Skip to content

Background Jobs in .NET Without Hangfire: Wolverine + Cronos + Outbox

You run two pods of your .NET API behind a load balancer. Every night at 03:00, “send daily summary emails” runs twice and 5,000 customers get duplicate invoices. You add a distributed lock with Redis. It works until Redis fails over and you get duplicates again. You add idempotency keys to the email sender. The accountant asks why three customers got two emails on Wednesday.

The hard part of background jobs is not “run this in five minutes”. It is:

  1. Exactly-once execution in a cluster — only one node runs the 03:00 job.
  2. Atomic scheduling — if the handler succeeds, the next run is persisted.

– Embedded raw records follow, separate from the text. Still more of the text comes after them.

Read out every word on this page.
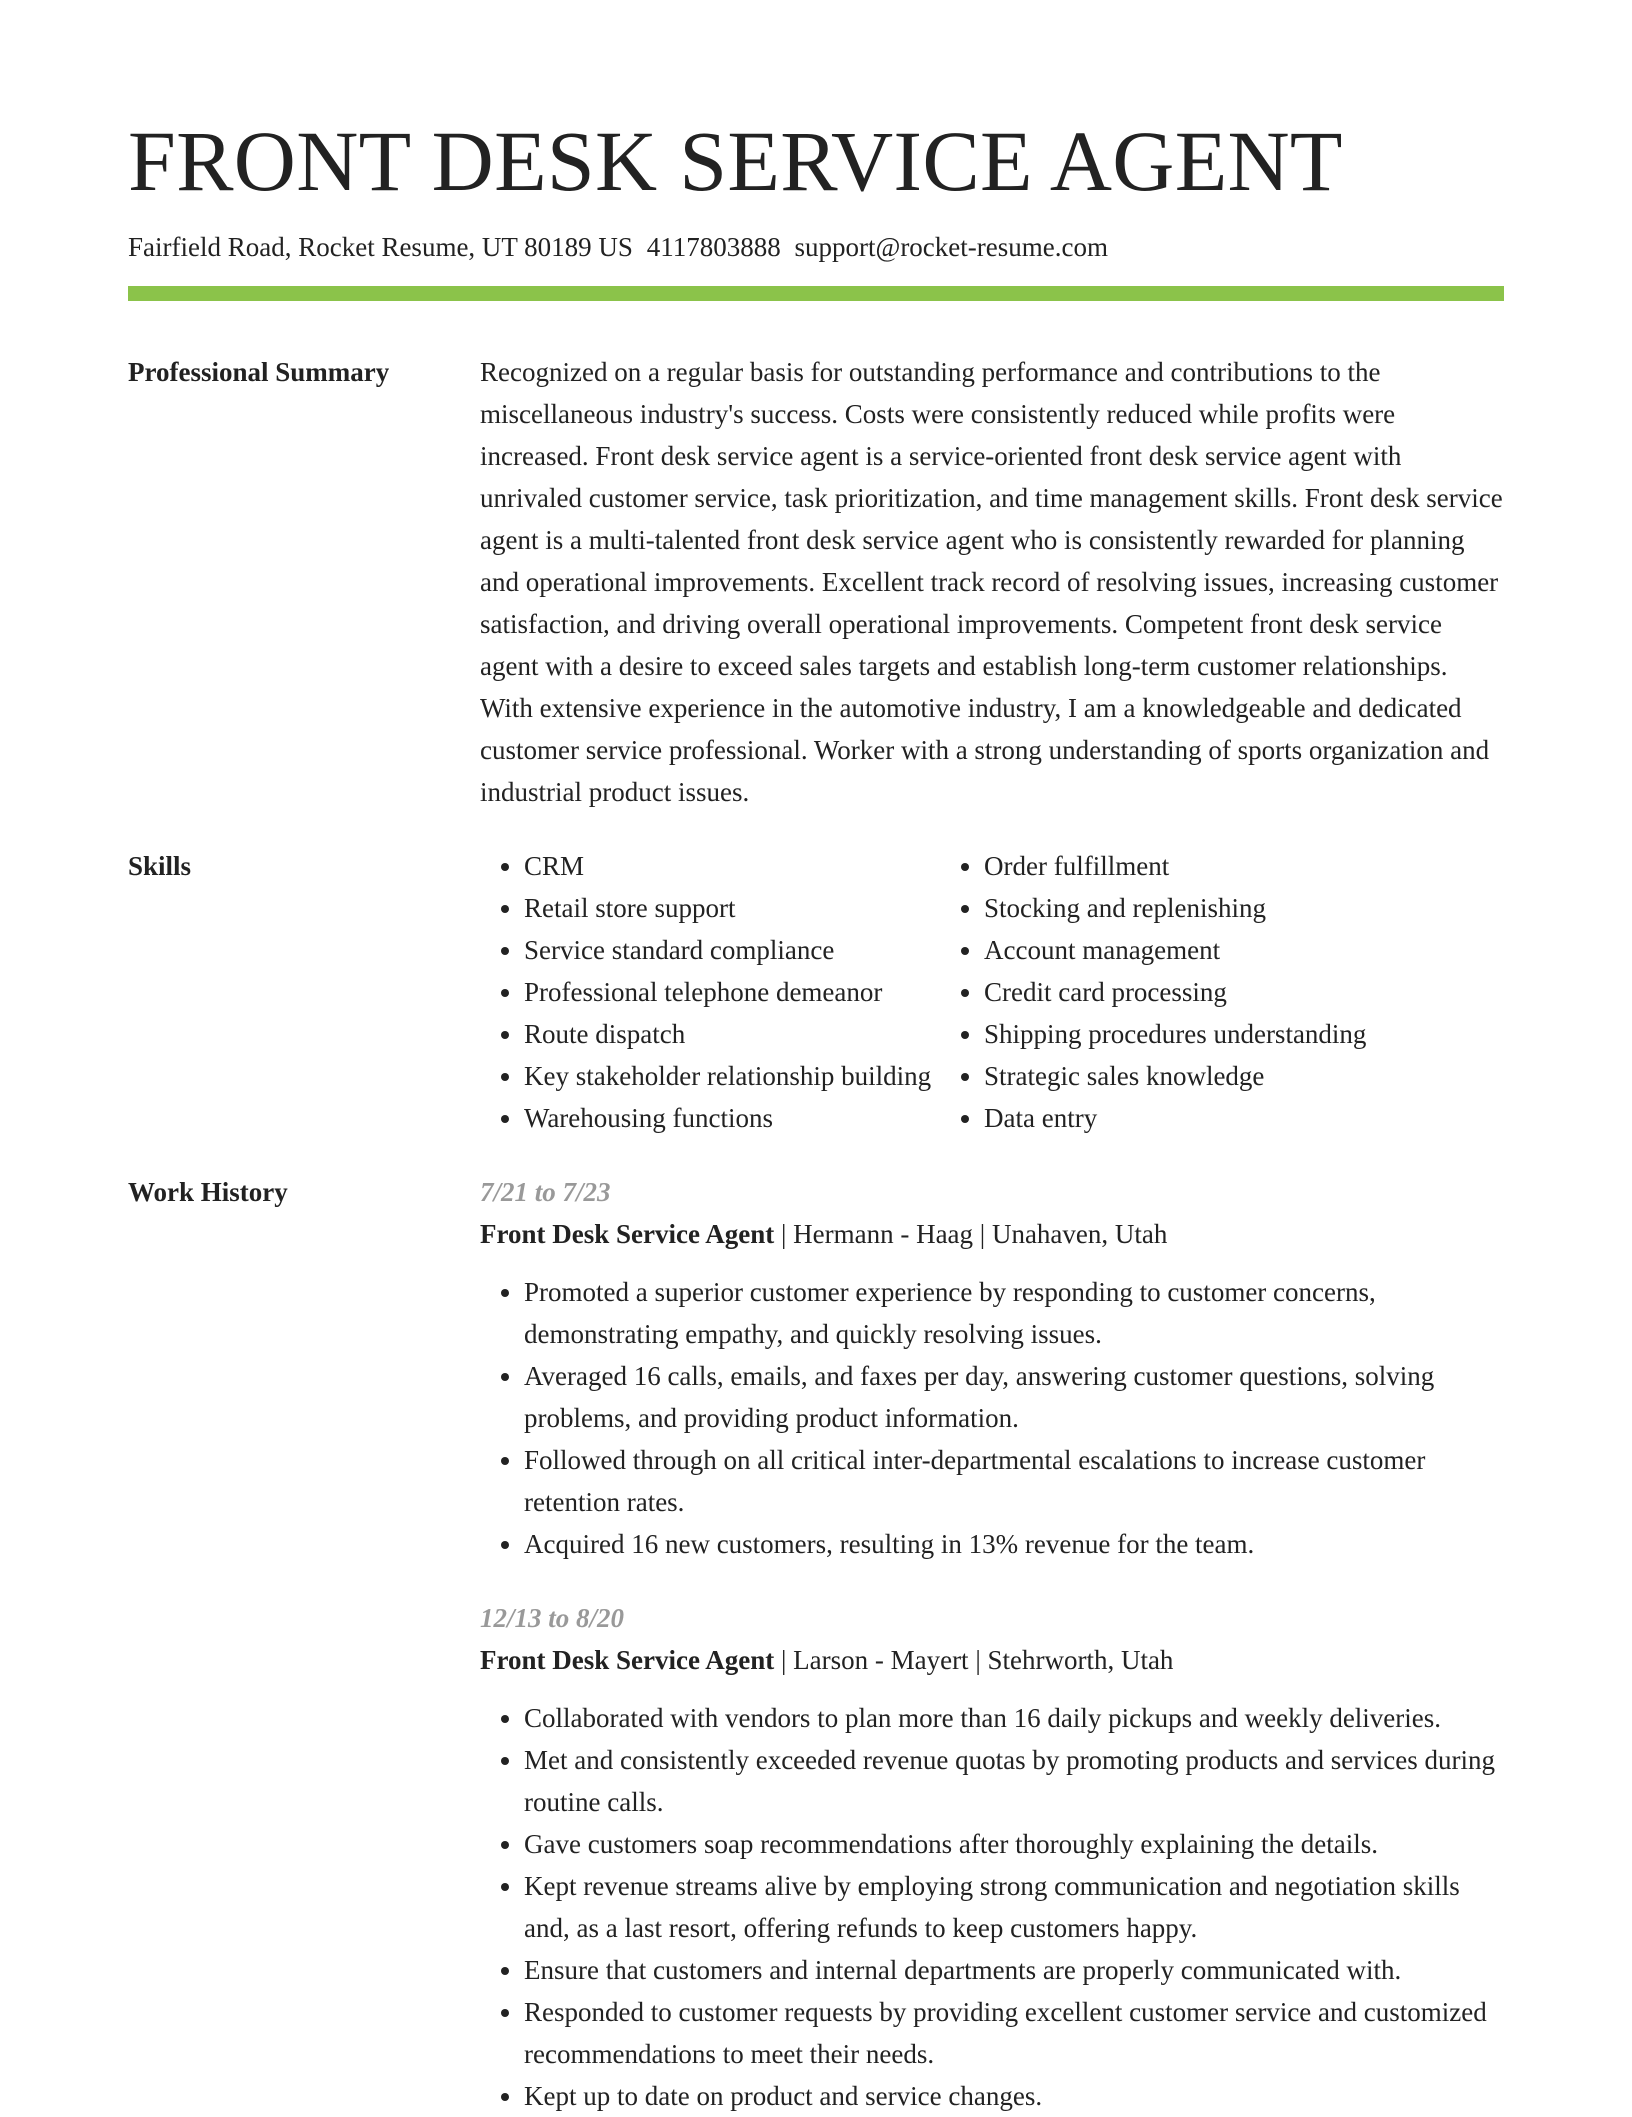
FRONT DESK SERVICE AGENT
Fairfield Road, Rocket Resume, UT 80189 US 4117803888 support@rocket-resume.com
Professional Summary	Recognized on a regular basis for outstanding performance and contributions to the miscellaneous industry's success. Costs were consistently reduced while profits were increased. Front desk service agent is a service-oriented front desk service agent with unrivaled customer service, task prioritization, and time management skills. Front desk service agent is a multi-talented front desk service agent who is consistently rewarded for planning and operational improvements. Excellent track record of resolving issues, increasing customer satisfaction, and driving overall operational improvements. Competent front desk service agent with a desire to exceed sales targets and establish long-term customer relationships. With extensive experience in the automotive industry, I am a knowledgeable and dedicated customer service professional. Worker with a strong understanding of sports organization and industrial product issues.

Skills
•	CRM
• Retail store support
• Service standard compliance
• Professional telephone demeanor
• Route dispatch
• Key stakeholder relationship building
• Warehousing functions
• Order fulfillment
• Stocking and replenishing
• Account management
• Credit card processing
• Shipping procedures understanding
• Strategic sales knowledge
• Data entry
Work History	7/21 to 7/23
Front Desk Service Agent | Hermann - Haag | Unahaven, Utah
• Promoted a superior customer experience by responding to customer concerns, demonstrating empathy, and quickly resolving issues.
• Averaged 16 calls, emails, and faxes per day, answering customer questions, solving problems, and providing product information.
• Followed through on all critical inter-departmental escalations to increase customer retention rates.
• Acquired 16 new customers, resulting in 13% revenue for the team.
12/13 to 8/20
Front Desk Service Agent | Larson - Mayert | Stehrworth, Utah
• Collaborated with vendors to plan more than 16 daily pickups and weekly deliveries.
• Met and consistently exceeded revenue quotas by promoting products and services during routine calls.
• Gave customers soap recommendations after thoroughly explaining the details.
• Kept revenue streams alive by employing strong communication and negotiation skills and, as a last resort, offering refunds to keep customers happy.
• Ensure that customers and internal departments are properly communicated with.
• Responded to customer requests by providing excellent customer service and customized recommendations to meet their needs.
• Kept up to date on product and service changes.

If it crashes, no orphan and no duplicate.
  3. Transactional consistency — the job and the side effects (DB writes, outbound messages) commit together.
  4. Cluster-safe leader election — works during rolling deploys, pod restarts, network partitions.

Hangfire handles (1) with a SQL-level distributed lock and is comfortable up to a single SQL server. For (2), (3) and (4), most teams discover the limits the hard way. Wolverine + Cronos gives you all four by piggybacking on the same outbox you already use for events. No second database. No second scheduler. One mental model.

What “background job” actually means in 2026

Section titled “What “background job” actually means in 2026”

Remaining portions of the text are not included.